Bagaimana mendeteksi harimau sebelum raja hutan ini menerkam Anda


Hak atas foto
AFP

Image caption

Mendengarkan ragam suara binatang di dalam hutan merupakan salah satu metode terbaik mendeteksi harimau.

Hutan memiliki alarm atau penanda alamiah terhadap keberadaan harimau.

Memahami tingkah laku binatang sangat vital bagi insan dokumenter, terutama jika subjek yang mereka abadikan jago menyamar.

Jika Anda berada di hutan yang lebat dan luas di India dan Anda tak tahu pasti keberadaan harimau yang hendak Anda rekam, satu-satunya indera yang dapat Anda andalkan hanyalah pendengaran.

Situasi seperti itulah yang dihadapi Theo Webb, sutradara episode ‘Harimau’ pada serial BBC bertajuk Dynasties.

Webb mengisahkan pengalaman menakjubkan pembuatan film itu dalam episode kelima podcast BBC Earth.

Jejak langkah dan tanda-tanda aktivitas harimau akan memaparkan kepada Anda yang terjadi dalam pemburuan malam sebelumnya.

Namun jika harimau itu menghilang ke semak belukar yang lebat, satu-satunya cara melacak keberadaannya adalah berdiri dan mendengar teriakannya.

Bukan suara dari harimau itu, melainkan dari calon mangsa yang tengah memperingatkan kawan-kawannya tentang lokasi sang predator.

Dengan cara itu, Webb dan anggota timnya dapat melacak seruan calon mangsa dan tentu saja jejak langkah harimau dalam hutan.

Para pemandu tim yang merupakan warga lokal pun dapat memprediksi jalur sang harimau dan lokasi kemunculannya.

Hak atas foto
Theo Webb/NHU

Tim produksi yang dipimpin Webb menemukan salah satu indikator suara yang paling berguna berasal dari kera ekor panjang. Binatang ini secara menakjubkan membuat dua suara berbeda untuk menunjukkan tanda bahaya dari macan tutul dan harimau.

Rusa bintik, mangsa favorit harimau, merespons alarm dari kera ekor panjang dengan cara menyalak terus-menerus.

Adapun tanda lainnya yang dapat didengarkan ketika melacak keberadaan harimau adalah suara rusa sambar. Binatang ini mengeluarkan jeritan parau saat menyadari kehadiran harimau di sekitarnya.

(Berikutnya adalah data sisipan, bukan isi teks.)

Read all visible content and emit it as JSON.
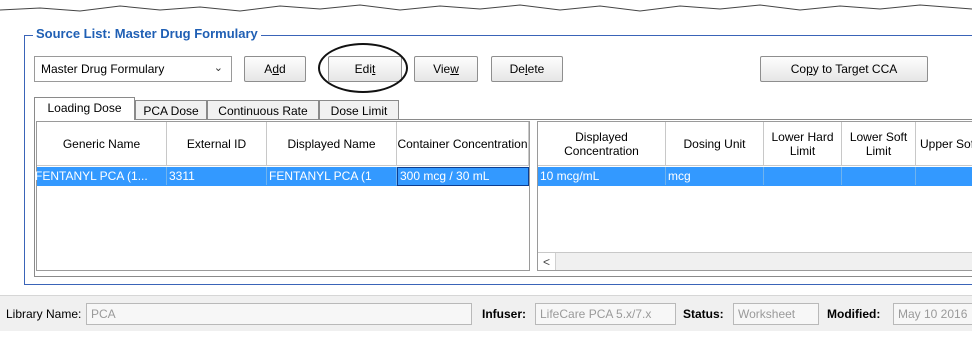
{
  "group": {
    "title": "Source List: Master Drug Formulary"
  },
  "toolbar": {
    "list_select": "Master Drug Formulary",
    "add_pre": "A",
    "add_u": "d",
    "add_post": "d",
    "edit_pre": "Edi",
    "edit_u": "t",
    "edit_post": "",
    "view_pre": "Vie",
    "view_u": "w",
    "view_post": "",
    "delete_pre": "De",
    "delete_u": "l",
    "delete_post": "ete",
    "copy_pre": "Co",
    "copy_u": "p",
    "copy_post": "y to Target CCA"
  },
  "tabs": [
    "Loading Dose",
    "PCA Dose",
    "Continuous Rate",
    "Dose Limit"
  ],
  "left_table": {
    "headers": [
      "Generic Name",
      "External ID",
      "Displayed Name",
      "Container Concentration"
    ],
    "rows": [
      [
        "FENTANYL PCA (1...",
        "3311",
        "FENTANYL PCA (1",
        "300 mcg / 30 mL"
      ]
    ]
  },
  "right_table": {
    "headers": [
      "Displayed Concentration",
      "Dosing Unit",
      "Lower Hard Limit",
      "Lower Soft Limit",
      "Upper Soft Limi"
    ],
    "rows": [
      [
        "10 mcg/mL",
        "mcg",
        "",
        "",
        ""
      ]
    ],
    "scroll_left_glyph": "<"
  },
  "status_bar": {
    "library_label": "Library Name:",
    "library_value": "PCA",
    "infuser_label": "Infuser:",
    "infuser_value": "LifeCare PCA 5.x/7.x",
    "status_label": "Status:",
    "status_value": "Worksheet",
    "modified_label": "Modified:",
    "modified_value": "May 10 2016"
  },
  "colors": {
    "title_blue": "#1f5fb4",
    "frame_blue": "#3a64b8",
    "selection": "#3399ff"
  }
}
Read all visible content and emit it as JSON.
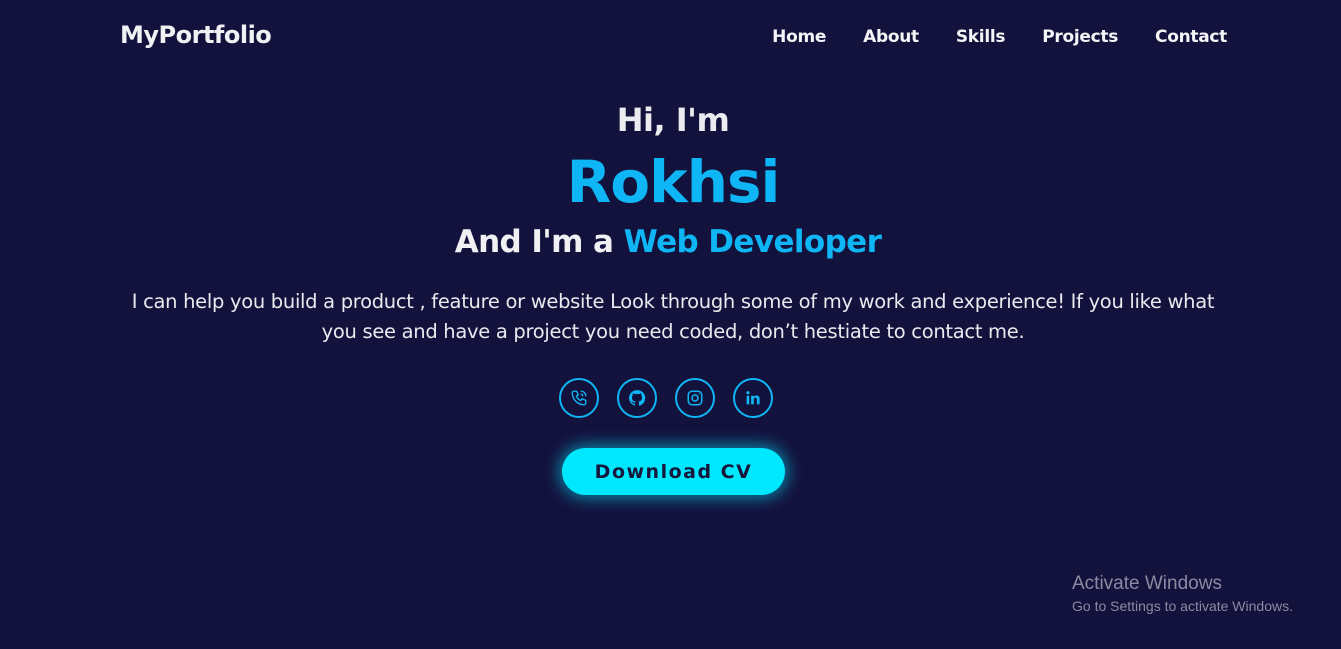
{
  "nav": {
    "logo": "MyPortfolio",
    "links": [
      "Home",
      "About",
      "Skills",
      "Projects",
      "Contact"
    ]
  },
  "hero": {
    "greeting": "Hi, I'm",
    "name": "Rokhsi",
    "role_prefix": "And I'm a",
    "role": "Web Developer",
    "description": "I can help you build a product , feature or website Look through some of my work and experience! If you like what you see and have a project you need coded, don’t hestiate to contact me."
  },
  "socials": [
    {
      "icon": "phone-icon"
    },
    {
      "icon": "github-icon"
    },
    {
      "icon": "instagram-icon"
    },
    {
      "icon": "linkedin-icon"
    }
  ],
  "cta": {
    "label": "Download CV"
  },
  "watermark": {
    "title": "Activate Windows",
    "subtitle": "Go to Settings to activate Windows."
  },
  "colors": {
    "background": "#13123d",
    "accent": "#0fb6f5",
    "button": "#00e8ff",
    "text": "#ffffff"
  }
}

Suara riuh rendah yang muncul seketika dari sejumlah binatang di hutan menandakan bahwa sang harimau tengah berburu mangsa.

Hak atas foto
Theo Webb/NHU

Webb juga terkejut mendengar harimau yang ternyata berisik. Harimau saling memanggil, menggeram saat berkembang biak dan mengaum setelahnya.

Manusia selalu ingin berkomunikasi dengan binatang dan cakupan suara yang luas memudahkan makhluk hidup untuk berhubungan dengan makhluk lain juga.

Mempelajari vokal baru, untuk seekor burung beo misalnya, memungkinkan mereka mengubah suara untuk melebur ke kawanan baru. Di sisi lain, ini juga menunjukkan kekuatan pikiran seekor binatang dalam ritual berkembang biak.

Paus beluga dan lumba-lumba mempelajari ratusan vokal baru selama hidup mereka. Sementara itu, orangutan dan gajah pernah terekam mengimitasi cara bicara manusia.

Hak atas foto
Getty Images

Image caption

Setiap spesies memiliki cara berbeda untuk mengabarkan keberadaan mangsa.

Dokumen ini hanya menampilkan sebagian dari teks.